Kita Bikin Ramai di Natuna

Indonesia akan mengerahkan jet tempur F-16 ke pulau-pulau Natuna untuk menangkal “pencuri”, kata Menteri Pertahanan Indonesia, kurang dari dua minggu setelah kapal penjaga pantai Cina, bentrok dengan perahu Indonesia di wilayah tersebut.

Langkah ini merupakan bagian dari penumpukan militer di pulau-pulau yang menghadap ke Laut Cina Selatan, yang akan melihat landasan pacu diperbaharui dan pelabuhan baru dibangun, ujar Ryamizard Ryacudu dalam sebuah wawancara pada hari Kamis, 31/3/2016 dengan Bloomberg News. Hal ini juga melibatkan penyebaran marinir, unit pasukan khusus angkatan udara, batalyon tentara, tiga frigat, sistem radar baru dan drone, katanya.

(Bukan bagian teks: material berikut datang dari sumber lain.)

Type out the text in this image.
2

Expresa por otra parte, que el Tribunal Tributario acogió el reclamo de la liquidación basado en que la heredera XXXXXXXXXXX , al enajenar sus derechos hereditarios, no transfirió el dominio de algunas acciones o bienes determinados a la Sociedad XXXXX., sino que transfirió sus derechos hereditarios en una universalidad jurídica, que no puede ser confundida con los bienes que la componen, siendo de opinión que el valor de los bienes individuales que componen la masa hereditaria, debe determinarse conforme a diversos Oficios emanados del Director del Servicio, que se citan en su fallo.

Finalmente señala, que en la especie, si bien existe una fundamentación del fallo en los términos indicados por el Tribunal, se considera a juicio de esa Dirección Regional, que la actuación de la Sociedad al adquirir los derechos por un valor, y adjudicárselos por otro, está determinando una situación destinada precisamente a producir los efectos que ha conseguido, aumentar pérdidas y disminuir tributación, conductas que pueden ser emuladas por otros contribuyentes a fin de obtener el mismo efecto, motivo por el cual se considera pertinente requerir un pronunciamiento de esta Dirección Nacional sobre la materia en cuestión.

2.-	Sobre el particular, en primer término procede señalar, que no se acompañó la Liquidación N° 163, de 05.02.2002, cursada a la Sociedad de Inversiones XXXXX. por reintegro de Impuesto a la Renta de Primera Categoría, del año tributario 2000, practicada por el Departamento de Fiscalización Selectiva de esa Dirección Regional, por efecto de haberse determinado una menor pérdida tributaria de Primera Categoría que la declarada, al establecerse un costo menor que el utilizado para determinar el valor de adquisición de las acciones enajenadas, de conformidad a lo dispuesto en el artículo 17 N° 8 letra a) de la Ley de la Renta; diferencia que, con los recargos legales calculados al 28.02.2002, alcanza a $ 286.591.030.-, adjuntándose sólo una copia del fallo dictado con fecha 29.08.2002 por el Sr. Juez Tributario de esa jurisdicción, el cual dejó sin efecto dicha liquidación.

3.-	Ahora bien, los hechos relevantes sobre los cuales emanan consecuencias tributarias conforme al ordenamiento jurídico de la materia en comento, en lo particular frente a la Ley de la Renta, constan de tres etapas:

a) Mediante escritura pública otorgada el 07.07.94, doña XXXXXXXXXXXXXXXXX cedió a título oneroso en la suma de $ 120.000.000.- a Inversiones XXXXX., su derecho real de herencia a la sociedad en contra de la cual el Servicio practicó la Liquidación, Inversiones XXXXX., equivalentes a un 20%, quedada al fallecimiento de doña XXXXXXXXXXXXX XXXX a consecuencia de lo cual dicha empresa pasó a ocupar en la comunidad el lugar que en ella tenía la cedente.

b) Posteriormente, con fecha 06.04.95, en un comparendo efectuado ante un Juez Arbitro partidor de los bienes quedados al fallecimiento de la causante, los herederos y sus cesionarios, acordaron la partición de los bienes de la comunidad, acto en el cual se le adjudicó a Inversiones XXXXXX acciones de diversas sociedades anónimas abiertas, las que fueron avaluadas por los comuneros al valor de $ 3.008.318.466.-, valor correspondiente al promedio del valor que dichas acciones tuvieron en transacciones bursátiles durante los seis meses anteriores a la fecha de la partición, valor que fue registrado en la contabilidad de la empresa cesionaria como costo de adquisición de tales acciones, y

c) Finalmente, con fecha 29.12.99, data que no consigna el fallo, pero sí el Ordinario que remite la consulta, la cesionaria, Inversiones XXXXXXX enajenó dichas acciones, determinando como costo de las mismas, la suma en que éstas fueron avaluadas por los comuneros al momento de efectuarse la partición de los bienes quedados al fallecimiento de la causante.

Penempatan yang direncanakan adalah lima pesawat F-16 yang mencerminkan tingkat baru keprihatinan Indonesia tentang sengketa teritorial di Laut Cina Selatan yang mengadu Beijing dengan beberapa tetangga di Asia Tenggara. Indonesia tidak menjadi penuntut dalam sengketa itu, tapi bentrokan dengan penjaga pantai Cina bulan lalu atas penahanan kapal nelayan China, menunjukkan potensi Indonesia ditarik ke dalam konflik tersebut.

“Natuna merupakan pintu, jika pintu tidak dijaga maka pencuri akan masuk,” kata mantan Kepala Staf Angkatan Darat, Ryacudu. “Semua ribut-ribut ini karena sampai saat ini belum dijaga. Ini adalah tentang rasa hormat dari negara.”

Menteri Pertahanan Indonesia juga mengatakan ia sedang mempertimbangkan memperkenalkan wajib militer di Natuna dan daerah terpencil lainnya dari kepulauan 17.000 pulau, “jadi jika sesuatu terjadi orang tidak akan takut dan tahu apa yang harus dilakukan.”

China mengklaim lebih dari 80 persen dari Laut Cina Selatan, membawanya ke dalam sengketa dengan Filipina, Brunei, Malaysia, Vietnam dan Taiwan. klaim Beijing telah menekan lebih tegas dalam beberapa tahun terakhir, didasarkan pada apa yang disebut garis sembilan-terputus yang tidak memberikan koordinat yang tepat. Dalam paspor yang diterbitkan pada tahun 2012, garis China itu digerogoti zona ekonomi eksklusif Indonesia di pulau-pulau Natuna.

Kedatangan kapal-kapal nelayan Cina dan kapal penjaga pantai ke wilayah negara-negara lain di ASEAN juga telah menyebabkan kegelisahan di Malaysia. Kementerian Luar Negeri negara itu memanggil duta besar China Huang Huikangdan menyampaikan keprihatinan atas dugaan perambahan kapal berbendera Cina di Laut Cina Selatan, yang disampaikan Kamis malam.

Aaron Connelly, seorang peneliti di Lowy Institute for International Policy di Sydney, mempertanyakan arti penempatan F-16 di wilayah Natuna, jika hendak ditujukan sebagai banyak jera atau berguna memerangi illegal fishing.

“Ini terlihat seperti unjuk kekuatan, tetapi itu adalah salah satu yang tidak berarti,” katanya. “Indonesia memiliki kartu diplomatik untuk bermain, tapi tidak dengan kekuatan militernya. Ini tidak akan menakut-nakuti militer Cina dengan menempatkan beberapa pesawat F-16 di Natuna. Ini adalah barang yang tidak cukup bisa digunakan untuk survei kegiatan maritim. ”

Ryacudu juga mengatakan ia berharap untuk menyelesaikan kesepakatan pembelian antara 8 dan 10 jet tempur Rusia Sukhoi Su-35 dalam perjalanan ke Rusia pada awal April. pemerintah juga telah mempertimbangkan untuk membeli F-16V Lockheed Martin Corp, Eurofighter Typhoon BAE Systems atau Saab AB Gripen.

Ketika ditanya apakah itu dimaksudkan Indonesia akan membeli F-16Vs selain jet Su-35, Ryacudu mengatakan “tidak, milik kami yang ada sudah cukup.” Namun, ia mengatakan, Indonesia akan terus mencari ke berbagai negara untuk pengadaan.

“Kami akan membeli dari Eropa dan Amerika, dan juga dari Rusia,” katanya. “Kami tidak memiliki prioritas. Yang penting, jika kita membutuhkan mereka, dan ada transefer teknologi, kami akan membeli. Kami mengganti pesawat tua, tidak menambahkan yang baru”.